NEUE VERÖFFENTLICHUNG – Stability of Vocational Interests During University Studies

2 Mai 2023

Abstract: Students’ vocational interests can be described by Holland’s theory of occupational choice. Holland distinguishes six interest dimensions here: realistic, investigative, artistic, social, enterprising, and conventional. Although these attributes are relatively stable during adolescence, their stability increases dramatically during university studies. Because vocational interests are often a factor in career counseling and the choice of what to study, it is essential to investigate the extent to which they develop during the first years of college. This study examines the NEPS first-year student cohort to investigate the stability of students’ interests and aspirations.
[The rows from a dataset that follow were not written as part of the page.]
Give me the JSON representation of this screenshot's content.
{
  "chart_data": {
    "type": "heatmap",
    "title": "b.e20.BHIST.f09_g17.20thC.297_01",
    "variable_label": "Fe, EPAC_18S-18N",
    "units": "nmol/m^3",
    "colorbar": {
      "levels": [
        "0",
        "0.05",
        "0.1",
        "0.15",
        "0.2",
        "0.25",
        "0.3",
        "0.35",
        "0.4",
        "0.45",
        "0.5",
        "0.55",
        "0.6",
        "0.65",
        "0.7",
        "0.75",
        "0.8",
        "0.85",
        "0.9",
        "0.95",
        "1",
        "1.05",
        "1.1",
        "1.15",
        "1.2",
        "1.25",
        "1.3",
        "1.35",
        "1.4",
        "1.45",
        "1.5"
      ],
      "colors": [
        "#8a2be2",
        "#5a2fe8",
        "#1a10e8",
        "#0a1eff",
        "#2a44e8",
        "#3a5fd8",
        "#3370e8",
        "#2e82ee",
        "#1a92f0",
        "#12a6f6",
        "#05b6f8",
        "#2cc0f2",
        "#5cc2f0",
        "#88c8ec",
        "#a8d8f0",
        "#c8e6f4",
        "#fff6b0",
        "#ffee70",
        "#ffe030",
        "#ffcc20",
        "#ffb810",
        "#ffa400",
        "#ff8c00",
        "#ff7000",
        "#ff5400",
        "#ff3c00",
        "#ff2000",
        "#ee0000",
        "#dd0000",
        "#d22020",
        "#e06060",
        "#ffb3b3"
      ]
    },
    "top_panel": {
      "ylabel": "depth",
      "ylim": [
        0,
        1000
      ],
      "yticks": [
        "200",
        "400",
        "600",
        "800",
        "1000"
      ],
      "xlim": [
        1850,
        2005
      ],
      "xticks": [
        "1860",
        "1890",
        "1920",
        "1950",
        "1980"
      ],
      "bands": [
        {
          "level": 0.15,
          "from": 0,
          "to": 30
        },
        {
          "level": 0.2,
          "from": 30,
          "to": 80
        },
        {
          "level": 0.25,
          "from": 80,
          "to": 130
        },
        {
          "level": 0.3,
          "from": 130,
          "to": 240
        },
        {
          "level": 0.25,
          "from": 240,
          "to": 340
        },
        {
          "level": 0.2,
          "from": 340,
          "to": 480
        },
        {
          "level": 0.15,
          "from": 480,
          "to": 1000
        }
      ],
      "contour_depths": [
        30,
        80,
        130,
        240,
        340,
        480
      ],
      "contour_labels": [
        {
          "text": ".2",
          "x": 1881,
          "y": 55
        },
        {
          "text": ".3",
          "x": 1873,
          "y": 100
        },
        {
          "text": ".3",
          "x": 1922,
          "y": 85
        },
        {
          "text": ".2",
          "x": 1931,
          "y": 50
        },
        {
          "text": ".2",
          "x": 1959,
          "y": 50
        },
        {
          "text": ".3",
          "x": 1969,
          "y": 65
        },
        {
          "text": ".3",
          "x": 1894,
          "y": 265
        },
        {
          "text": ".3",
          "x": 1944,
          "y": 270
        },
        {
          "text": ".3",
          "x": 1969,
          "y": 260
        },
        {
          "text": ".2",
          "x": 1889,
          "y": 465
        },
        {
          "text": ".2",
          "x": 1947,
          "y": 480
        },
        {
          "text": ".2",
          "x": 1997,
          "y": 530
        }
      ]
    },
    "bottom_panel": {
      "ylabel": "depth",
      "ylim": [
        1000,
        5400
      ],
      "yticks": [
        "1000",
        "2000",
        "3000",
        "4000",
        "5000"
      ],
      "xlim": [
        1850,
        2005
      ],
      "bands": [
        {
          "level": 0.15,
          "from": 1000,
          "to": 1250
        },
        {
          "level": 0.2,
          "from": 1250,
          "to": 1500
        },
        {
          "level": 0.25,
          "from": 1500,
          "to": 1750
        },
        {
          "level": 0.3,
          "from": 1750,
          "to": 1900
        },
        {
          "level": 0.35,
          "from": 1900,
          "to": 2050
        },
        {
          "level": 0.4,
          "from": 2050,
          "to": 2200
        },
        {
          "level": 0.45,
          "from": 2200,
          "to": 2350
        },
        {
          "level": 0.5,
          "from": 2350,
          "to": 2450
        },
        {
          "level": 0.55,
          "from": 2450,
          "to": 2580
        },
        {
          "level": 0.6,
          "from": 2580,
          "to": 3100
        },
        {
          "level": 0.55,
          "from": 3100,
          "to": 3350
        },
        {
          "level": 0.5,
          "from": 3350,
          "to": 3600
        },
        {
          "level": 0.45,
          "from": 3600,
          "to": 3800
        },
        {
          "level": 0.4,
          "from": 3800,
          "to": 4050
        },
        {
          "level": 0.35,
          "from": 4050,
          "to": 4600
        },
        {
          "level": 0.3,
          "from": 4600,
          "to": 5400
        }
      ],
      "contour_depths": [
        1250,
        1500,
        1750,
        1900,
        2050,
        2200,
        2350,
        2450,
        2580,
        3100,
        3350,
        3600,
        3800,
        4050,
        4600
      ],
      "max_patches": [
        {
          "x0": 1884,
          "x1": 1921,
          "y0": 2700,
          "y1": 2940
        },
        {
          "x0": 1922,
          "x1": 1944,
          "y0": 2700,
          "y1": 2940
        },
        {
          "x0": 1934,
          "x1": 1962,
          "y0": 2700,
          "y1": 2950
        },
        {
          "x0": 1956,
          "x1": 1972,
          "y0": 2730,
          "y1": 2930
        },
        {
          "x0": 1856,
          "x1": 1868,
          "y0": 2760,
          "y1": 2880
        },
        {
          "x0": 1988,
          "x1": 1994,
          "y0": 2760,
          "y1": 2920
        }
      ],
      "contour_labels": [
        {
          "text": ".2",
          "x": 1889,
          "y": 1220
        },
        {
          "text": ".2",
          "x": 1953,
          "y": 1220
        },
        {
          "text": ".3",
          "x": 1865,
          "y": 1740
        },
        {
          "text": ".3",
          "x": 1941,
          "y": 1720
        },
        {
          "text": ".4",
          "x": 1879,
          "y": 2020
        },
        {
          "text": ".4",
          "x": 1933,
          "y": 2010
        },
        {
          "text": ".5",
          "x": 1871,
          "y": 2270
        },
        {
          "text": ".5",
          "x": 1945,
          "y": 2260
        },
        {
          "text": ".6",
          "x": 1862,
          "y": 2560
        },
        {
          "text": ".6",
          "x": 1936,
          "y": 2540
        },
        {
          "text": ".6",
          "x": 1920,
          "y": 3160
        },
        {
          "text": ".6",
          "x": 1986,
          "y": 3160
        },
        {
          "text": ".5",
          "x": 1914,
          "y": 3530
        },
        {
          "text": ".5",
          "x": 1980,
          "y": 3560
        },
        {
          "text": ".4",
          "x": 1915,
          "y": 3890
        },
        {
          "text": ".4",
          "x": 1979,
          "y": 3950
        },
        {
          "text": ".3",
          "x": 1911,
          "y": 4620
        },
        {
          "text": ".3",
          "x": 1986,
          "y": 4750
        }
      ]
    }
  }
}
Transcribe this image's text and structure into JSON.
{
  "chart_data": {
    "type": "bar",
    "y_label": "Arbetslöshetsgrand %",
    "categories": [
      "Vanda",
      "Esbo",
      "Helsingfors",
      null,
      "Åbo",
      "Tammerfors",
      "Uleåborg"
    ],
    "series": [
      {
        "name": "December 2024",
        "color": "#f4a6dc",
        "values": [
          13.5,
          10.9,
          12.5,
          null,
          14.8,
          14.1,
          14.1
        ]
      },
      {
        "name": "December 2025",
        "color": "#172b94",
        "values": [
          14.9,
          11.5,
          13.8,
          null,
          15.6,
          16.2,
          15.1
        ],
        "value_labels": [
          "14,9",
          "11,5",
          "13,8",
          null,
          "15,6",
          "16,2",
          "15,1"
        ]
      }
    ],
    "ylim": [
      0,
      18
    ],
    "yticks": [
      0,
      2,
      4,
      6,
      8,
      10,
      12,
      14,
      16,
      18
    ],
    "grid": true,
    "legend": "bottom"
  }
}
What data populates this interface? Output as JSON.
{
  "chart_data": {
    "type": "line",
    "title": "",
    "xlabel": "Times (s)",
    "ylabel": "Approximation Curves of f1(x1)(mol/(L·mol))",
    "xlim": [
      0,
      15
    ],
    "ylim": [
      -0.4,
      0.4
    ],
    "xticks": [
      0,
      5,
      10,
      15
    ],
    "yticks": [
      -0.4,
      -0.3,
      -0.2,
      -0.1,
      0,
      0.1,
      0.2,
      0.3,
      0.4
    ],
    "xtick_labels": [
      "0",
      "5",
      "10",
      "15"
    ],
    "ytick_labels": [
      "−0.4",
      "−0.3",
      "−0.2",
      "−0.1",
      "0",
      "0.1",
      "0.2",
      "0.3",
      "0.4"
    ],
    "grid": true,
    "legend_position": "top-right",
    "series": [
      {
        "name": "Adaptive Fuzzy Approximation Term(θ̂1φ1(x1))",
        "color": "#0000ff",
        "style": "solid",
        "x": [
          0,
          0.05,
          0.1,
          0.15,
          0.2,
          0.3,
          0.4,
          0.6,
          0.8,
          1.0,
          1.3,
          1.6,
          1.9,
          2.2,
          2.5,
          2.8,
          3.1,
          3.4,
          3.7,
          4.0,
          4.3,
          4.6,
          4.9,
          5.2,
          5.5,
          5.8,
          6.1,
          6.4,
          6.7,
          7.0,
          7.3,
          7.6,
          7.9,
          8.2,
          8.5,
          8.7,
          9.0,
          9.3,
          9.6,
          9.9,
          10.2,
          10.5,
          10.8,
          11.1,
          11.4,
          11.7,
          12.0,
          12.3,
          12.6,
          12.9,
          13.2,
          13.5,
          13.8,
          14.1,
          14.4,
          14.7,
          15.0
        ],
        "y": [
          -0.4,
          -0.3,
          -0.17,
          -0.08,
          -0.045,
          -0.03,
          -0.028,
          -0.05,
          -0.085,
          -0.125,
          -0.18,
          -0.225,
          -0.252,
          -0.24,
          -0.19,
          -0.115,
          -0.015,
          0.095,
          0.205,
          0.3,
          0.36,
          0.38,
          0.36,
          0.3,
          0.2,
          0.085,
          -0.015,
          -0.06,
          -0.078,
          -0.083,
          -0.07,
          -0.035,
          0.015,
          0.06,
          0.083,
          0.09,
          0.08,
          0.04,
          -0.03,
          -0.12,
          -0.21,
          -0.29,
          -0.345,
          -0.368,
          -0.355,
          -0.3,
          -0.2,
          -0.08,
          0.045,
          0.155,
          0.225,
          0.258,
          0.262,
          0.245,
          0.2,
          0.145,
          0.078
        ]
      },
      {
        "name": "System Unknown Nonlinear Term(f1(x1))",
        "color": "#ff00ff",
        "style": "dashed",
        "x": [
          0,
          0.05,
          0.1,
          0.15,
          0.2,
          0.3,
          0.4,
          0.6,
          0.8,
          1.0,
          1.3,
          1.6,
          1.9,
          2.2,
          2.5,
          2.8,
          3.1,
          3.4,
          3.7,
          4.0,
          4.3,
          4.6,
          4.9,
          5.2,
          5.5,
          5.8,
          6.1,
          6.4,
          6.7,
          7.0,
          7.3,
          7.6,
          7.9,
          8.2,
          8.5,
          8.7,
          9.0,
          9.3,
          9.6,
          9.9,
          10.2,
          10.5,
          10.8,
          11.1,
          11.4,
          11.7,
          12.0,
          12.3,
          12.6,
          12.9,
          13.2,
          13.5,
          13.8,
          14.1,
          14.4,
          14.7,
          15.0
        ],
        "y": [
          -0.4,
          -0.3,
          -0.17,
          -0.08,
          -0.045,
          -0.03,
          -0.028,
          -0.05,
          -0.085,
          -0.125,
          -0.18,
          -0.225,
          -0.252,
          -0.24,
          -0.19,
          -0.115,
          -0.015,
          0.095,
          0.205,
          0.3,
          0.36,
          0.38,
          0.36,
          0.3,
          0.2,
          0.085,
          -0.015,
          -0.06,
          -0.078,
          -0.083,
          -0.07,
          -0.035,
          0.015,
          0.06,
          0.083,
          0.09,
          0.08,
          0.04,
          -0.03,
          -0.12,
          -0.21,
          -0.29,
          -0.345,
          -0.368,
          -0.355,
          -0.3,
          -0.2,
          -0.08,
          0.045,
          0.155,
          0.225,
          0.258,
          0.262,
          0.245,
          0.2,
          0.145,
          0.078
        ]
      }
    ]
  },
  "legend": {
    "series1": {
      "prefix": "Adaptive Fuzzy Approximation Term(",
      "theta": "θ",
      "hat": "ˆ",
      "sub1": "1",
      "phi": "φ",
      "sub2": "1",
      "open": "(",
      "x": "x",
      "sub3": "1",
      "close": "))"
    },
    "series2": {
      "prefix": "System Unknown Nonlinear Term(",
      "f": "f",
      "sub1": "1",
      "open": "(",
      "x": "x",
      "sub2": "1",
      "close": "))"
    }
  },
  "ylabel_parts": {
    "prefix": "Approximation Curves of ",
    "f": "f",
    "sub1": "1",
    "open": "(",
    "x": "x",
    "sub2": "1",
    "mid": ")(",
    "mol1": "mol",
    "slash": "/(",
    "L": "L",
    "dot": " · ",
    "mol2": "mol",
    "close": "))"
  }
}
The paper analyzes 2,442 male and 3,435 female students who studied within one of six major study clusters and provided data about their vocational interests at Wave 1 (study entry) and Wave 9 (about 4.5 years later close to the end their studies). The study’s results show strong and highly significant correlations for all interest dimensions, as well as a high stability of students’ aspirations. The correlations were strongest for artistic interests and weakest for conventional interests and were distinguishable between most dimensions. Furthermore, the analyses showed notable differences with respect to gender and field of study. Further analyses went beyond a variable-centered towards a person-centered approach showing that students with a stable interest vector also displayed higher profile correlations and a higher person-environment fit. The analysis shows that 28% of the sample are still developing their interests. This indicates notable adaption processes during university time that should be factored into course design, career counseling, and further research.